Kyle looked up at her as if this were the first piece of information that didn’t make sense.
“We don’t know why,” she said. “It doesn’t fit the original Lucifer MO, but that’s neither here nor there. It’s disgusting for you, I know. I’m sorry you have to hear it.”
“You mean they’re “missing? You didn’t…”
“They weren’t with the body.”
“Jesus fucking Christ.”
Kyle stood with his head bowed, staring at the floor. This, the mutilation of his brother’s body, was a source of fury, Valerie saw, more, even, than the murder. The murder conformed to the doomed view Kyle had of Dwight’s life. The murder was, at the amoral level, unsurprising. But this additional violence was a gratuitous desecration.
It took him a few moments to subside.
“This serial killer shit. Lucifer. You don’t buy it?”
“I don’t know. Adam Grant worked for the prosecution on the trial that went nowhere. Can’t be just a coincidence.”
“And Sophia? You find her yet?”
“No. But she’s the key. APB’s been out for weeks. I have a feeling she’s gone back to L.A.”
“You say she was screwing Grant. Dwight was killed at Grant’s country place. She’s more than the key. She’s the suspect.”
“She’s a strong contender.”
“The right woman could lead Dwight like a bull with a ring through its nose.”
In spite of everything there was no missing the subtext: Unlike me. Valerie thought of the princess girlfriend. Kyle looked up as if she’d thought it out loud. The mutual visibility was pure and terrible. He smiled, with soft bitterness, shook his head.

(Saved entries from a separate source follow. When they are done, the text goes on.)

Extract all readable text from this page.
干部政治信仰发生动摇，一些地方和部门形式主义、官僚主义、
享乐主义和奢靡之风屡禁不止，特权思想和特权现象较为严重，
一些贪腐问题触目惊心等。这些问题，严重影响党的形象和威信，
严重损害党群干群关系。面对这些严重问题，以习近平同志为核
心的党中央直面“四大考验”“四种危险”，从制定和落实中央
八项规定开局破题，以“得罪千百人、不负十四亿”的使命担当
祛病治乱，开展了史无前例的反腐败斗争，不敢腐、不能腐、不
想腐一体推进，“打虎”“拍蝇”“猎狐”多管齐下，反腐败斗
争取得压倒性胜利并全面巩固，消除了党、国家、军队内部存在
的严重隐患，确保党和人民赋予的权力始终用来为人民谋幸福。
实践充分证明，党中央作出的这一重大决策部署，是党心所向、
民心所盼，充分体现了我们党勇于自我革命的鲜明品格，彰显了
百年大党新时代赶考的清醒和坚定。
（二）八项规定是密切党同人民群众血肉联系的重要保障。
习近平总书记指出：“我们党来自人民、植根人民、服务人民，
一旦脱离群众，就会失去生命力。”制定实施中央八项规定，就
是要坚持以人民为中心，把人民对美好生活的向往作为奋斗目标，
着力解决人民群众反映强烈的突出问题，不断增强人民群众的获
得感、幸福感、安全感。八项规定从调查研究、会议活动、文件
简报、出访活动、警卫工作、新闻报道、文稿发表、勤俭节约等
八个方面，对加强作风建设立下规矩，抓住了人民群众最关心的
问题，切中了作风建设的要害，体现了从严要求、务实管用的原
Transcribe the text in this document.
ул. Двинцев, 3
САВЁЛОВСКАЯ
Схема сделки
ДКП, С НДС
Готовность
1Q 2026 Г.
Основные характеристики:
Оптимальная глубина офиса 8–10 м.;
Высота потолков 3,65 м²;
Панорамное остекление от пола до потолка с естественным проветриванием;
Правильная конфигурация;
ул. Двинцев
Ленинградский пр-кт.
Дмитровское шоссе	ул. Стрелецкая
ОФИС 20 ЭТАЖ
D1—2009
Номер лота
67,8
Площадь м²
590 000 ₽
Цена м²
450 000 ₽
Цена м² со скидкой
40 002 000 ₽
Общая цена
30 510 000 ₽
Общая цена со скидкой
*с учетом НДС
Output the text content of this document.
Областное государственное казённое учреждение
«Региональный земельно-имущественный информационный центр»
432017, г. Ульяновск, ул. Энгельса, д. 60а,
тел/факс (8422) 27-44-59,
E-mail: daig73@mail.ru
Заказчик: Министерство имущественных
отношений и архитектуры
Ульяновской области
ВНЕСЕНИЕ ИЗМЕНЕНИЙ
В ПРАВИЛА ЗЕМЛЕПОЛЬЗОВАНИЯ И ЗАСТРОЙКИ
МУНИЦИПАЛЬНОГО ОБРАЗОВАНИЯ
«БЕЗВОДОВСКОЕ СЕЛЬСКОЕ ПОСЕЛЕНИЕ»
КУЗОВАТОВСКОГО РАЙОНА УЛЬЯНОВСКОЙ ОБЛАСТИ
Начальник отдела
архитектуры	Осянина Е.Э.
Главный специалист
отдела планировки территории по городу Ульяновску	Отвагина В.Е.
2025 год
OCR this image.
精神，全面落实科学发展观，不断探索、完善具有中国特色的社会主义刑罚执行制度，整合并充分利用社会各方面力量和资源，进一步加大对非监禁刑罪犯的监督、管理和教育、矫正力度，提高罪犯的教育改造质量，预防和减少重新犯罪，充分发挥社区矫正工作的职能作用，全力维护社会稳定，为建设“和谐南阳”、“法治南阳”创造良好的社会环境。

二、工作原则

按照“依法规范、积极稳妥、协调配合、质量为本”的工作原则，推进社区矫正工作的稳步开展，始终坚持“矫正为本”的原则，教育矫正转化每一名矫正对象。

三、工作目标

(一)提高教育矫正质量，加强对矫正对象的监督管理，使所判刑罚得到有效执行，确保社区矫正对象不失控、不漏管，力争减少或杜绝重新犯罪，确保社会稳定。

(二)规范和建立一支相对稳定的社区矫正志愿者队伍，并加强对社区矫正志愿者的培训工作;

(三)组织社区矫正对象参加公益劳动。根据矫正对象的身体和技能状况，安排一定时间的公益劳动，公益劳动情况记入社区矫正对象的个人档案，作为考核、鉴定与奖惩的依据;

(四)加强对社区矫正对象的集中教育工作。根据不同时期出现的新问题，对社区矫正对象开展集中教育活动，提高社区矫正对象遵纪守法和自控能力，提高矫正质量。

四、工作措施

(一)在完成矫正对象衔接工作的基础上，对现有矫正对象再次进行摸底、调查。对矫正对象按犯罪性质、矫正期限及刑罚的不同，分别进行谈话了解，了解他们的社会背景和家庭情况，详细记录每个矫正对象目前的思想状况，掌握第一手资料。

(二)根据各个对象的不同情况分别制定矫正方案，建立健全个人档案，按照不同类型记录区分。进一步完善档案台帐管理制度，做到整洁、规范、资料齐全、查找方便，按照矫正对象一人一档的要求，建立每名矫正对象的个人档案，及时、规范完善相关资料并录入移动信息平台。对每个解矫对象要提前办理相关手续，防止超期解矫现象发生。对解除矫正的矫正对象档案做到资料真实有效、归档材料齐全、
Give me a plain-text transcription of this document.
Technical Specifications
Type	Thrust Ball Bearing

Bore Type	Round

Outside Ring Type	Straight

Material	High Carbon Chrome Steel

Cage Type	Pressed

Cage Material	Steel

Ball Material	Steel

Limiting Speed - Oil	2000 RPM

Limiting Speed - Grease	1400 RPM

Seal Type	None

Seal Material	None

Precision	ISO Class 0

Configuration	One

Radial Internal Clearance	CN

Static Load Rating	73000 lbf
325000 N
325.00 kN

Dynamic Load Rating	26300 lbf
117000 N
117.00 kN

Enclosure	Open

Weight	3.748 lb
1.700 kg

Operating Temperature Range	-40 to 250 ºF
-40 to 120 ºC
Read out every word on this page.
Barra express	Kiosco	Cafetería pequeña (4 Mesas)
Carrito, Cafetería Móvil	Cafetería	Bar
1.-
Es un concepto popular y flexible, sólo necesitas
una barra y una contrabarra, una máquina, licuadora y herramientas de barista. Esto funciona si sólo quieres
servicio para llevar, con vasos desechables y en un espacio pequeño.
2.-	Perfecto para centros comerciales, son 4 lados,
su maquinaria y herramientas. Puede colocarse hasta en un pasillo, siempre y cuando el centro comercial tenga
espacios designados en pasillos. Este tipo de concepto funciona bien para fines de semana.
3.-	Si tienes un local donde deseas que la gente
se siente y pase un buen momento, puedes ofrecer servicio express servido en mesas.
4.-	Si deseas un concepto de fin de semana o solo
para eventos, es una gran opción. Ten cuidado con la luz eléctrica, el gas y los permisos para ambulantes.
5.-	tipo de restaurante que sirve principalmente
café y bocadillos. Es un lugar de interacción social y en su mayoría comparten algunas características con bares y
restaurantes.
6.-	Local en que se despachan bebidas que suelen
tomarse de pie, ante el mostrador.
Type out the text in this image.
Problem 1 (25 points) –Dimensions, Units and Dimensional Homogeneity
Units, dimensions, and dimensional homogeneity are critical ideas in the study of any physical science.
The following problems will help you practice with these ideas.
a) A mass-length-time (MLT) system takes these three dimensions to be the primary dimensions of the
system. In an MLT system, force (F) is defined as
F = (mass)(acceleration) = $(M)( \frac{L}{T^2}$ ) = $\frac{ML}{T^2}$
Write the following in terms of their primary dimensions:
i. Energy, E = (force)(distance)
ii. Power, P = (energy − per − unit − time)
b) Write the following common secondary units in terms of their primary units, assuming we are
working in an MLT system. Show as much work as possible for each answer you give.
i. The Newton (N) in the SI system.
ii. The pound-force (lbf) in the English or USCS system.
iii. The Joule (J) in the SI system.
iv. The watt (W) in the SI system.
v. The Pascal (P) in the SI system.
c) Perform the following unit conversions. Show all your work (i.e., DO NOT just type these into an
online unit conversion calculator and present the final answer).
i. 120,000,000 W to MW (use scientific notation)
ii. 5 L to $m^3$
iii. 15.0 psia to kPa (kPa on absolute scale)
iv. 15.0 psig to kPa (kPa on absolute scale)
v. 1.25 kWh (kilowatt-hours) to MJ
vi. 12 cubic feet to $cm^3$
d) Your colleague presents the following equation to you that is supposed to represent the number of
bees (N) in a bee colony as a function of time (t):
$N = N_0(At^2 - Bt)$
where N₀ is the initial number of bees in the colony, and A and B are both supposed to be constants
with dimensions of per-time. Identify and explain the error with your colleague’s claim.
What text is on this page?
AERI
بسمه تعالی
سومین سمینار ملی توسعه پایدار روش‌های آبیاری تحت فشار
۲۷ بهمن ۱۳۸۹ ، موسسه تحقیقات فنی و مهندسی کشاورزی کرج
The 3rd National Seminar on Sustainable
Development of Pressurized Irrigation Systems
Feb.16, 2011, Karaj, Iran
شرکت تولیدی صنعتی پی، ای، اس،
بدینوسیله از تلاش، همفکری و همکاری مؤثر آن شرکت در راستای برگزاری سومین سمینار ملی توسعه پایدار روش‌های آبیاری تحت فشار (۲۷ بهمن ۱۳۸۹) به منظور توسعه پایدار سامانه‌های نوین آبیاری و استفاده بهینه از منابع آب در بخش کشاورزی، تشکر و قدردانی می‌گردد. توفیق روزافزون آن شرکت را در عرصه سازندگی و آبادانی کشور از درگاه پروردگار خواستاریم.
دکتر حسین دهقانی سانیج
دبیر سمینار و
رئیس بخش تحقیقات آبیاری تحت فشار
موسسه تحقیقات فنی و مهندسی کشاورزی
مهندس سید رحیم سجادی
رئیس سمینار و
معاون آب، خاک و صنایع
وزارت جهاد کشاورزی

“She doesn’t lead me anywhere,” he said.
And here they were, without innocence.
The detached part of Valerie looked on like a third person, noting, calmly, that life had an endless supply of these moments, in which certain of your little micro-thoughts and actions culminated in a conclusion to which you never knew you were being led. Or to which you never admitted you were letting yourself be led. The missing admission was your own blind cunning: You did always know, deep down. It depressed her that this was still the way she was, that there were still decisions she couldn’t make except when the two alternatives were put right in front of her like a pair of salivating dogs. What was the flirtation with Kyle Cornell if not an attempt to push herself into either keeping the life she had or wrecking it?